The colours, shapes and grand design of the ancient buildings of Turkey will always take our breath away. One particular building that stands out, right in the middle of Istanbul, is the Sultan Ahmed Mosque or commonly known as the Blue Mosque. This gorgeous architectural genius of a monument rests on the foundation and vaults of the Great Palace from the previous empire and was completed in 1616. Sultan Ahmed I built the moment during his reign of the empire and appointed Sedefhar Mehmet Ağa as the Royal Architect for the project. He has skilfully combined two centuries of architecture – Byzantine (elements inspired by the Hagia Sophia) and traditional Islamic, which to this day has strong historical and cultural significance and is still running as an active mosque.

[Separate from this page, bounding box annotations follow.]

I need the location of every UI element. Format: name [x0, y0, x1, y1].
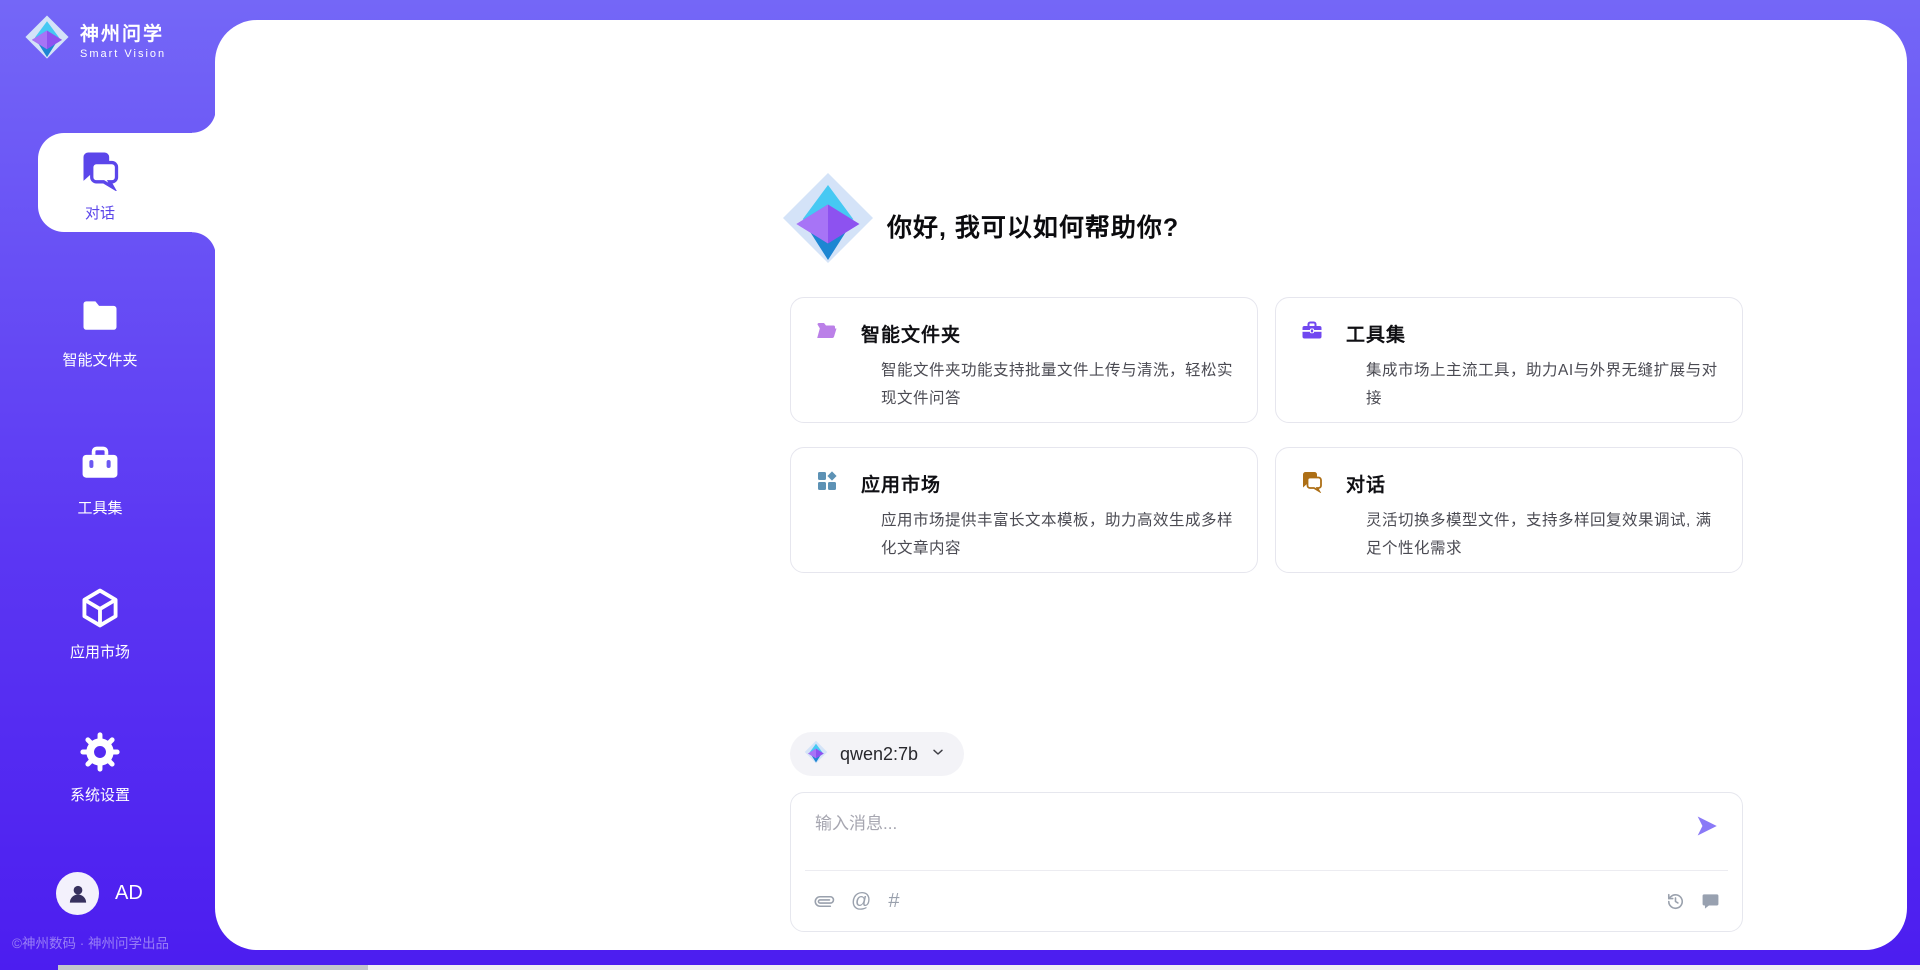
user-avatar — [56, 872, 99, 915]
user-profile[interactable]: AD — [56, 872, 143, 915]
brand-subtitle: Smart Vision — [80, 48, 166, 60]
user-name: AD — [115, 882, 143, 905]
horizontal-scrollbar-thumb[interactable] — [58, 965, 368, 970]
card-title: 工具集 — [1346, 320, 1406, 347]
hash-icon[interactable]: # — [888, 891, 899, 911]
mention-icon[interactable]: @ — [851, 891, 871, 911]
card-title: 智能文件夹 — [861, 320, 961, 347]
folder-icon — [78, 325, 122, 342]
sidebar-item-chat[interactable]: 对话 — [0, 147, 200, 223]
model-name: qwen2:7b — [840, 744, 918, 765]
feature-card-smart-folder[interactable]: 智能文件夹 智能文件夹功能支持批量文件上传与清洗，轻松实现文件问答 — [790, 297, 1258, 423]
sidebar-item-label: 系统设置 — [0, 784, 200, 805]
sidebar-item-smart-folder[interactable]: 智能文件夹 — [0, 294, 200, 370]
active-tab-fillet-bottom — [192, 232, 216, 256]
chevron-down-icon — [930, 744, 946, 765]
card-description: 集成市场上主流工具，助力AI与外界无缝扩展与对接 — [1366, 357, 1718, 413]
card-description: 灵活切换多模型文件，支持多样回复效果调试, 满足个性化需求 — [1366, 507, 1718, 563]
gear-icon — [79, 760, 121, 777]
brand: 神州问学 Smart Vision — [24, 14, 166, 65]
chat-icon — [1300, 469, 1324, 498]
feature-card-toolset[interactable]: 工具集 集成市场上主流工具，助力AI与外界无缝扩展与对接 — [1275, 297, 1743, 423]
sidebar-item-label: 工具集 — [0, 497, 200, 518]
toolbox-icon — [1300, 319, 1324, 348]
app-root: 神州问学 Smart Vision 对话 智能 — [0, 0, 1920, 970]
greeting-logo-icon — [780, 170, 876, 271]
feature-card-app-market[interactable]: 应用市场 应用市场提供丰富长文本模板，助力高效生成多样化文章内容 — [790, 447, 1258, 573]
feature-cards: 智能文件夹 智能文件夹功能支持批量文件上传与清洗，轻松实现文件问答 工具集 — [790, 297, 1743, 573]
folder-open-icon — [815, 319, 839, 348]
model-logo-icon — [804, 740, 828, 769]
send-icon[interactable] — [1694, 813, 1720, 844]
sidebar-item-settings[interactable]: 系统设置 — [0, 731, 200, 805]
brand-name: 神州问学 — [80, 19, 166, 46]
sidebar-item-toolset[interactable]: 工具集 — [0, 442, 200, 518]
attachment-icon[interactable] — [815, 892, 834, 911]
main-panel: 你好, 我可以如何帮助你? 智能文件夹 智能文件夹功能支持批量文件上传与清洗，轻… — [215, 20, 1907, 950]
sidebar-item-label: 智能文件夹 — [0, 349, 200, 370]
grid-icon — [815, 469, 839, 498]
composer-divider — [805, 870, 1728, 871]
card-description: 智能文件夹功能支持批量文件上传与清洗，轻松实现文件问答 — [881, 357, 1233, 413]
model-selector[interactable]: qwen2:7b — [790, 732, 964, 776]
composer-toolbar: @ # — [815, 885, 1720, 917]
message-input[interactable] — [815, 809, 1675, 861]
greeting-text: 你好, 我可以如何帮助你? — [887, 208, 1179, 244]
feature-card-chat[interactable]: 对话 灵活切换多模型文件，支持多样回复效果调试, 满足个性化需求 — [1275, 447, 1743, 573]
active-tab-fillet-top — [192, 109, 216, 133]
card-description: 应用市场提供丰富长文本模板，助力高效生成多样化文章内容 — [881, 507, 1233, 563]
history-icon[interactable] — [1666, 892, 1685, 911]
sidebar-item-label: 应用市场 — [0, 641, 200, 662]
sidebar-item-label: 对话 — [0, 202, 200, 223]
cube-icon — [78, 617, 122, 634]
brand-logo-icon — [24, 14, 70, 65]
message-composer: @ # — [790, 792, 1743, 932]
card-title: 对话 — [1346, 470, 1386, 497]
horizontal-scrollbar-track[interactable] — [58, 965, 1920, 970]
sidebar-item-app-market[interactable]: 应用市场 — [0, 586, 200, 662]
chat-bubble-icon[interactable] — [1701, 892, 1720, 911]
card-title: 应用市场 — [861, 470, 941, 497]
toolbox-icon — [78, 473, 122, 490]
copyright-text: ©神州数码 · 神州问学出品 — [12, 932, 169, 952]
chat-icon — [78, 178, 122, 195]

Image from Top 10 List Land.

The interior is what influences the name “Blue Mosque” as its tiles on the internal wall are the colour blue. Each of these are handmade ceramic tiles and there are 20,000 around every Pier on the lower level of the mosque. On the upper levels, the walls are adorned with blue paint framing 200 stained glass windows. The intricate details of both the tiles and the glass are astonishing – on the lower levels, the tiles feature more than 50 different tulip designs but as you look higher the design is noticeably more extravagant by including flowers, fruit and cypresses. Although natural light drifts through the stained glass windows, giant chandeliers (believed to contain ostrich eggs to keep spiders and therefore cobwebs away) effortlessly hanging from above provide extra light so all the eye catching details are easy to spot. Besides all the beautiful decorations, the Blue Mosque comprises of the key elements of any sort of mosque – the tomb of the founder, a madras (an educational institution) and a hospice (care that focuses on the palliation of a terminally ill).
Image from Aei Ideas.

The Blue Mosque exterior features a central dome surrounded by smaller secondary domes in a simple tier formation. The central dome, placed on four piers and supported by four semi-domes, is 33.6 meters in diameter and 43 meters high at its central point. The minarets, translated into ‘lighthouse’ are not only a visual cue for the Muslim community, but they are also used as a vantage point from which the call to prayer. The special feature about this mosque is that it has 6 minarets, the only one in Istanbul to do so. Another space built on the exterior is the courtyard –  consuming almost as much space as the mosque itself, it has public fountain in the centre and is framed by an impressive continuous vaulted arcade.

smells & bells organics
Image from Smells & Bells Organics.

The architect was aiming for the design to be overwhelming in size, majesty and splendour, and we think he has succeeded in exactly that!

*Please always be respectful when visiting religious and cultural sites. Everyone should have their shoulders and knees covered and women will also have to cover their head with a scarf. Be mindful when taking photos and keep your noise levels to a minimum.